There are direct flights to Assam, Manipur, Nagaland, and Tripura from either Delhi or Kolkata, but get ready for some bumpy jeep rides if you want to visit remote areas. (Note that some regions require Inner Line Permits, which must be obtained through registered agencies.) The Northeast plays host to a few major festivals, including Ziro Festival of Music and Hornbill Festival, which make for lively introductions to the region.
Lesser-Known Mountain Towns
If you’re craving green scenery and fresh, crisp air, but want to stay closer to the capital, then head no further than Himachal Pradesh or Uttarakhand. Both Himalayan states are reachable by bus, train, or flight from Delhi. But while backpackers swarm longstanding traveler hubs, there are overlooked towns and villages just as worthy of visits— if not more so.
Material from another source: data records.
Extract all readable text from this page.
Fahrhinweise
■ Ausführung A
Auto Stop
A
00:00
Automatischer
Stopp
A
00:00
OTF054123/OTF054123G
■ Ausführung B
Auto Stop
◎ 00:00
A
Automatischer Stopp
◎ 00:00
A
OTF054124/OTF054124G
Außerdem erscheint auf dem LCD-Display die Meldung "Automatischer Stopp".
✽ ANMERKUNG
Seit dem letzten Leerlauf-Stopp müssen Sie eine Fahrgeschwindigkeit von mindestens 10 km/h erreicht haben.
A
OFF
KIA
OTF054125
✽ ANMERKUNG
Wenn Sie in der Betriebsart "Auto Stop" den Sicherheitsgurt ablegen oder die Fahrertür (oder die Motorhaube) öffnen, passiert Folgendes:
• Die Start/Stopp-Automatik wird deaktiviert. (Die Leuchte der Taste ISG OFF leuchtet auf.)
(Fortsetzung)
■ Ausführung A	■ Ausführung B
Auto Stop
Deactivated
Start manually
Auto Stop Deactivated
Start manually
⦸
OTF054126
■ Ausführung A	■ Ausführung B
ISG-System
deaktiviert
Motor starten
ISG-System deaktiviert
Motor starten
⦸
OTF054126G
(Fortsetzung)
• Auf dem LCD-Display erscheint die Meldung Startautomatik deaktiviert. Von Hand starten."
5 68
Himachal Pradesh: Tibetan Culture and Top-Notch Hiking
The mountain village of Jibhi, in the picturesque Banjar Valley, has the iconic charm of other more famous sites in the Kulu district of Himachal Pradesh— chalet-like houses, sparkling waterfalls, wooden temples, flowering mountainsides— but is not yet crowded or commercialized. You’ll find a wealth of hiking trails, including a day’s journey to sacred Sarehul Lake, and a good variety of homestays.
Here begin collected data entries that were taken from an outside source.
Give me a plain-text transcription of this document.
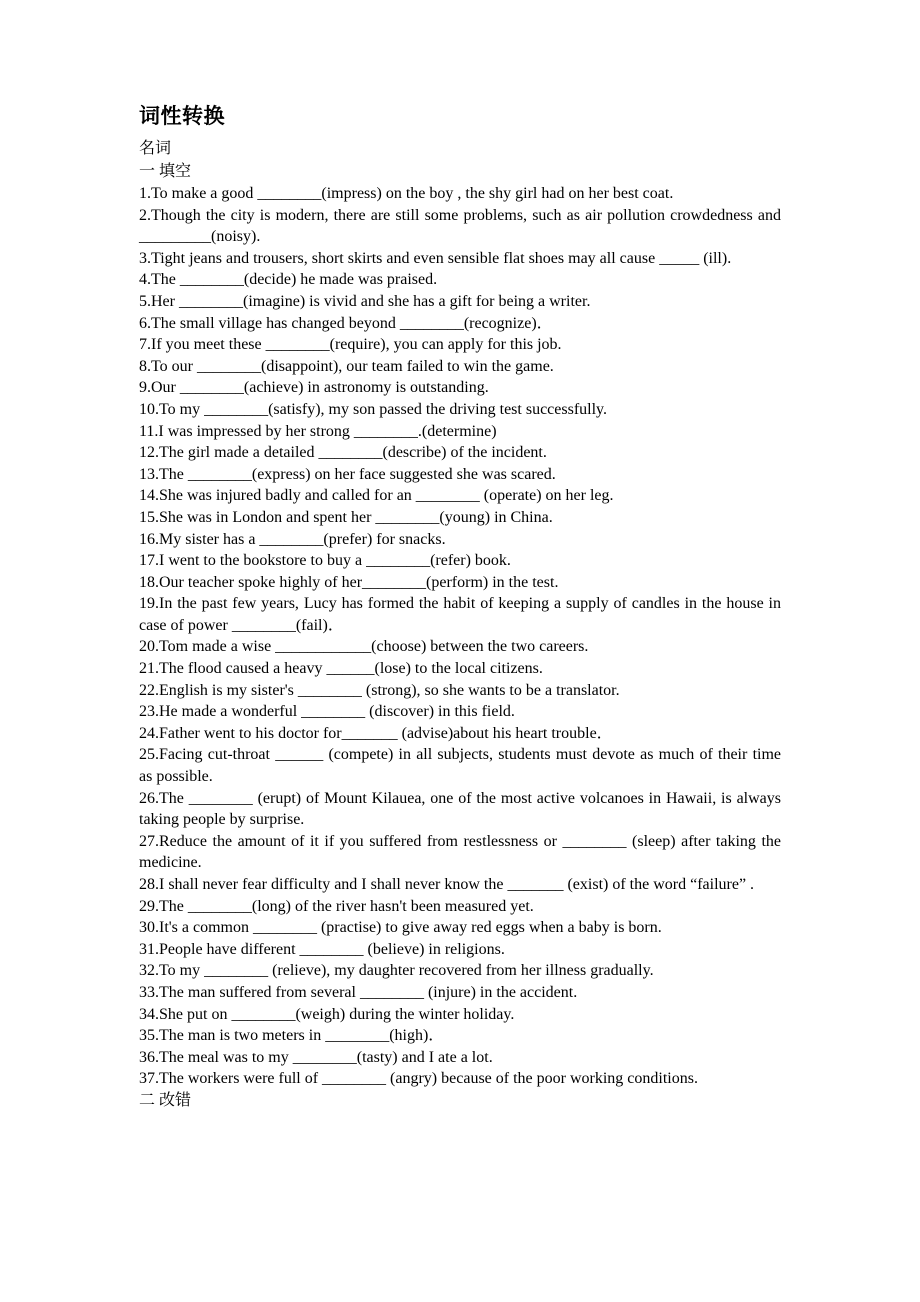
词性转换
名词
一 填空

1.To make a good ________(impress) on the boy , the shy girl had on her best coat.

2.Though the city is modern, there are still some problems, such as air pollution crowdedness and _________(noisy).

3.Tight jeans and trousers, short skirts and even sensible flat shoes may all cause _____ (ill).

4.The ________(decide) he made was praised.

5.Her ________(imagine) is vivid and she has a gift for being a writer.

6.The small village has changed beyond ________(recognize)．

7.If you meet these ________(require), you can apply for this job.

8.To our ________(disappoint), our team failed to win the game.

9.Our ________(achieve) in astronomy is outstanding.

10.To my ________(satisfy), my son passed the driving test successfully.

11.I was impressed by her strong ________.(determine)

12.The girl made a detailed ________(describe) of the incident.

13.The ________(express) on her face suggested she was scared.

14.She was injured badly and called for an ________ (operate) on her leg.

15.She was in London and spent her ________(young) in China.

16.My sister has a ________(prefer) for snacks.

17.I went to the bookstore to buy a ________(refer) book.

18.Our teacher spoke highly of her________(perform) in the test.

19.In the past few years, Lucy has formed the habit of keeping a supply of candles in the house in case of power ________(fail)．

20.Tom made a wise ____________(choose) between the two careers.

21.The flood caused a heavy ______(lose) to the local citizens.

22.English is my sister's ________ (strong), so she wants to be a translator.

23.He made a wonderful ________ (discover) in this field.

24.Father went to his doctor for_______ (advise)about his heart trouble．

25.Facing cut-throat ______ (compete) in all subjects, students must devote as much of their time as possible.

26.The ________ (erupt) of Mount Kilauea, one of the most active volcanoes in Hawaii, is always taking people by surprise.

27.Reduce the amount of it if you suffered from restlessness or ________ (sleep) after taking the medicine.

28.I shall never fear difficulty and I shall never know the _______ (exist) of the word “failure” .

29.The ________(long) of the river hasn't been measured yet.

30.It's a common ________ (practise) to give away red eggs when a baby is born.

31.People have different ________ (believe) in religions.

32.To my ________ (relieve), my daughter recovered from her illness gradually.

33.The man suffered from several ________ (injure) in the accident.

34.She put on ________(weigh) during the winter holiday.

35.The man is two meters in ________(high)．

36.The meal was to my ________(tasty) and I ate a lot.

37.The workers were full of ________ (angry) because of the poor working conditions.

二 改错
In the western Joginder Nagar Valley, the village of Bir, known for its paragliding, is also home to a Buddhist monastery and sizable Tibetan colony, for travelers looking for an alternative to Dharamsala, residence of the Dalai Lama and a backpacker staple.
Uttarakhand: Sacred Rivers and Snowy Peaks
In Uttarakhand, most tourists head to spiritual centers like Rishikesh and Haridwar for a peek at the holy Ganges, but the state has many other sacred water bodies. You can get even further afield with less-trafficked pilgrimage sites like Kedarnath, a high-altitude temple town surrounded by snowcapped mountains along the Mandakini River that opens to tourists for half the year.
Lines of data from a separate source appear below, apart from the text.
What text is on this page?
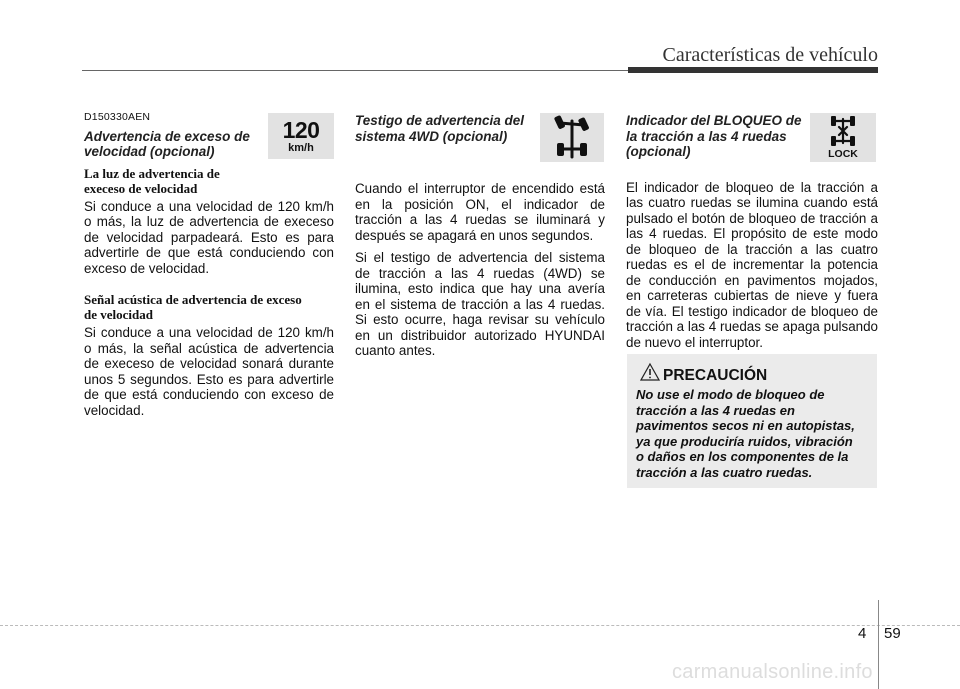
Características de vehículo
D150330AEN
Advertencia de exceso de
velocidad (opcional)
La luz de advertencia de
execeso de velocidad
Si conduce a una velocidad de 120 km/h o más, la luz de advertencia de execeso de velocidad parpadeará. Esto es para advertirle de que está conduciendo con exceso de velocidad.
Señal acústica de advertencia de exceso
de velocidad
Si conduce a una velocidad de 120 km/h o más, la señal acústica de advertencia de execeso de velocidad sonará durante unos 5 segundos. Esto es para advertirle de que está conduciendo con exceso de velocidad.
120
km/h
Testigo de advertencia del
sistema 4WD (opcional)
Cuando el interruptor de encendido está en la posición ON, el indicador de tracción a las 4 ruedas se iluminará y después se apagará en unos segundos.
Si el testigo de advertencia del sistema de tracción a las 4 ruedas (4WD) se ilumina, esto indica que hay una avería en el sistema de tracción a las 4 ruedas. Si esto ocurre, haga revisar su vehículo en un distribuidor autorizado HYUNDAI cuanto antes.
Indicador del BLOQUEO de
la tracción a las 4 ruedas
(opcional)
El indicador de bloqueo de la tracción a las cuatro ruedas se ilumina cuando está pulsado el botón de bloqueo de tracción a las 4 ruedas. El propósito de este modo de bloqueo de la tracción a las cuatro ruedas es el de incrementar la potencia de conducción en pavimentos mojados, en carreteras cubiertas de nieve y fuera de vía. El testigo indicador de bloqueo de tracción a las 4 ruedas se apaga pulsando de nuevo el interruptor.
LOCK
PRECAUCIÓN
No use el modo de bloqueo de
tracción a las 4 ruedas en
pavimentos secos ni en autopistas,
ya que produciría ruidos, vibración
o daños en los componentes de la
tracción a las cuatro ruedas.
4 59
carmanualsonline.info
Or head to Devprayag, a holy riverside town at the confluence of several major streams, filled with temples and a prime spot for outdoor sports like rappelling and rafting.
British-built hill stations like Mussoorie offer unparalleled mountainside views and can make great bases for exploring the surrounding countryside. But venture up the mountain to Landour and you’ll meet with a quieter, pine-filled village, home to Landour Language School, where 19th-century missionaries once boned up on their Hindi, still a major hub for language learning.
The Other West Coast
India is a beach-lovers paradise, and with that many miles of coastline, you’re able to break off from the crowds. Most beach-goers stick to well-deserved brand-name spots along India’s Arabian Sea-facing western coast, like Goa or Kerala’s laid-back, palm-fringed shores—and you can hardly fault them for favoring well-known locales. But Gujarat’s overlooked coastlines also have much to offer.
Take Jamnagar, an ocean-side town with stunning Rajput palaces, a lake and bird sanctuary, and Gir National Park, where you can try your luck spotting leopards and wolves. There’s also the port town of Mandvi, famous for its centuries-old shipbuilding yard but also home to turquoise surfs and white sand beaches.
With its umbrella-domed roofs, the legendarily fanciful Vijay Vilas Palace, a 1929 royal residence turned heritage hotel (and popular Bollywood backdrop), has a private beach available to tourists for a small fee.
And in the ancient seaside capital of Dwarka, with its 2,000-year-old Dwarkadhish temple, you can join pilgrims in paying tribute what is believed to have been the Kingdom of Krishna.
The Thar Desert and White Rann
Beyond the seaside, you may have visited the popular Thar Desert in Rajasthan, but the part extending to Gujarat hides an otherworldly, must-see site: A massive salt marsh, known as the Rann of Kutch, or White Rann, covers almost 10,000 square miles of glistening, treeless white moonscapes. The area hosts full moon fairs and festivals celebrating the unique culture and ecology of this fascinating region, where travelers can glamp over glowing moonlit vistas.